ROI: shows the masks identified by Suite2p, colored according to the property selected under "mask color"

CORR: shows the correlation map between a pixel and its nearby pixels

MEAN: average registered image

RED: average registered image of "red"/secondary color channel

RED - GREEN: subtracts off the contamination from "green"/primary channel

PROC: switch to toggle image contrast normalization

hint: the letters in paranthesis are keyboard shortcuts

Mask Colors

This applies only if you select "ROIs" under "background"

RANDOM: color chosen randomly - RED cells labelled in red (if secondary channel)

*** middle mouse-click on an ROI to switch RED label ON/OFF ***

for all other selections, color/hue for each ROI varies purple to yellow (scale bar for colors shown below buttons)

CLASSIFIER: probability assigned by classifier

SKEW: skewness of activity, after neuropil correction and some smoothing

MEANIMG: weighting of activity mask onto mean image

CMPCT: compactness of ROI pixels. Smallest is 1, for disks

FOOT: "footprint" of ROI; ~ number of correlated neighboring pixels

RED: probability of being a red-tagged cell, assigned by algorithm in identify_redcells_sourcery.m

hint: the letters in paranthesis are keyboard shortcuts

Mask Brightness

The Mask Brightness can be used to switch between different ways of displaying the masks. The algorithm returns continuous valued masks that are normalized to 1 per ROI.
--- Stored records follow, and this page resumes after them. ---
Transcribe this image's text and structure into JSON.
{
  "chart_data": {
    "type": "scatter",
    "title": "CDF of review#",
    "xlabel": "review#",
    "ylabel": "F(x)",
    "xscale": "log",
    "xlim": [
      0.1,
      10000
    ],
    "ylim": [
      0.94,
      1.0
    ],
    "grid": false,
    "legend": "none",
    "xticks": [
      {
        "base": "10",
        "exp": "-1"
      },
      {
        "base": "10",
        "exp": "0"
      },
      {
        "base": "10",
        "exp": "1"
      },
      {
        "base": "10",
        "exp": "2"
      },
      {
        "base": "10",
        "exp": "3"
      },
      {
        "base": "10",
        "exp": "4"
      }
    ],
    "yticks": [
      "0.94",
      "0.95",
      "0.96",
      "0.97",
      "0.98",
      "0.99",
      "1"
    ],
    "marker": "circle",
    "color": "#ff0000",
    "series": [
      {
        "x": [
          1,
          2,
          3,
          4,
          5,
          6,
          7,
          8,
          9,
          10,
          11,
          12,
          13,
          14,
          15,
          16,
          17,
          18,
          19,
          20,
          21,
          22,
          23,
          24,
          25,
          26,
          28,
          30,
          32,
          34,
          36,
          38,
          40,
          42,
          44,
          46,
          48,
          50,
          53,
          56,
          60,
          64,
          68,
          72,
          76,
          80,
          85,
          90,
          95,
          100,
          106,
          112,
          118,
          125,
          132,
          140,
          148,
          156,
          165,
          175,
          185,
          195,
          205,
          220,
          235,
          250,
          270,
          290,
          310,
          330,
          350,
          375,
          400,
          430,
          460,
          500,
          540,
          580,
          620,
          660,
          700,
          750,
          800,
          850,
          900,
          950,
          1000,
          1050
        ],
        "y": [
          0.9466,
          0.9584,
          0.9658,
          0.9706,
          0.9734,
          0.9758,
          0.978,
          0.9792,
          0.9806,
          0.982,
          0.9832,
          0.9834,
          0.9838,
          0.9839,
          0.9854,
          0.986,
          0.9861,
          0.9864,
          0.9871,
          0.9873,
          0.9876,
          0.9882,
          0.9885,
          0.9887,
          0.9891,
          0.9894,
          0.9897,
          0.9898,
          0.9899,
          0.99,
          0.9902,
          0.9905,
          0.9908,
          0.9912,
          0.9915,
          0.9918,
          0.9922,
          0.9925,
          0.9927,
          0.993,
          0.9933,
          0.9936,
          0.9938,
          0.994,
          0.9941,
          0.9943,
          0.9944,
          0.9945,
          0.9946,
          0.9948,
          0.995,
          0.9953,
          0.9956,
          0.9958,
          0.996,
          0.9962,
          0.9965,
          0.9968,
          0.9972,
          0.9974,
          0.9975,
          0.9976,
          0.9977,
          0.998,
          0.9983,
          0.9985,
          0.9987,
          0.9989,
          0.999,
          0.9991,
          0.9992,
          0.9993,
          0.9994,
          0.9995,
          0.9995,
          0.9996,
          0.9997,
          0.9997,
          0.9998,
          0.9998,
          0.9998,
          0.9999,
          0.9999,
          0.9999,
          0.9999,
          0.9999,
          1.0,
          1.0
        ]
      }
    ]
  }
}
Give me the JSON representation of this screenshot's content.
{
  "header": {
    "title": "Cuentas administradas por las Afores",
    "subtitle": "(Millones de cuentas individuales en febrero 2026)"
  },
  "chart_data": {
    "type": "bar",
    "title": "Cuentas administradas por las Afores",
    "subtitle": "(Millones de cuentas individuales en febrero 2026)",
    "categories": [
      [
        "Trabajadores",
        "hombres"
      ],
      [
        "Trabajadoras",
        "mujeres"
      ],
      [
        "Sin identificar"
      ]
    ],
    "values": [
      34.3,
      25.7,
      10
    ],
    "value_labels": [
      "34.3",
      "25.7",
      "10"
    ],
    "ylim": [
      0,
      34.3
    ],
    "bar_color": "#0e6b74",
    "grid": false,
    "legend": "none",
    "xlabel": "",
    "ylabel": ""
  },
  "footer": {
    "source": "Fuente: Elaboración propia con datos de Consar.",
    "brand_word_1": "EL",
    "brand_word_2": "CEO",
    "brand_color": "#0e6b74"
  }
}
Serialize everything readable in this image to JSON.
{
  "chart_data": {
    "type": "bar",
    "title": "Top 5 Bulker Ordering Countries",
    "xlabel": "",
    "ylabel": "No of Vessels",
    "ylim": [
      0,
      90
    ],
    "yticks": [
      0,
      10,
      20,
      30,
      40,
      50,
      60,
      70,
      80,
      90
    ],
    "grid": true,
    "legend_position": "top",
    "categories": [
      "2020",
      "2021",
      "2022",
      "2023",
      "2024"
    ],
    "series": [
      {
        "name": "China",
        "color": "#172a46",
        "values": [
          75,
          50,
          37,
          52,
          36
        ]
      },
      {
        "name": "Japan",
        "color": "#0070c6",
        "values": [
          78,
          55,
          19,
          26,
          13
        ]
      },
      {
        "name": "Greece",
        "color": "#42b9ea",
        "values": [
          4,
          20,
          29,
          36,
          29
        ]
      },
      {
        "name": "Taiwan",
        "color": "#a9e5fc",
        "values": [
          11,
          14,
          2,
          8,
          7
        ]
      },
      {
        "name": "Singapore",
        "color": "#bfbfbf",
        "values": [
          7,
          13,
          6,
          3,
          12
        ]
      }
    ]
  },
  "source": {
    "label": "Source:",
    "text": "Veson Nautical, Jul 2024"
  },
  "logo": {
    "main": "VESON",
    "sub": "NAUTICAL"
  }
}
MaskBrightness= UnitVectors encodes the mask weights into the brightness/value of the image and is the default option.

MaskBrightness = VarianceExp uses the global variance explained of each pixel by its ROIs. This setting can be used to see the global magnitude of variance in each ROI. Bright ROIs will have a lot of variance and transients. Importantly, the variance is computed on high-pass filtered data, so ROIs with drifting fluorescence will not appear to have a lot of variance.

ZOOM

The quadrant view allows you to zoom into pre-specified 3 by 3 quadrants of the image. All the options of the GUI are available in the zoomed view.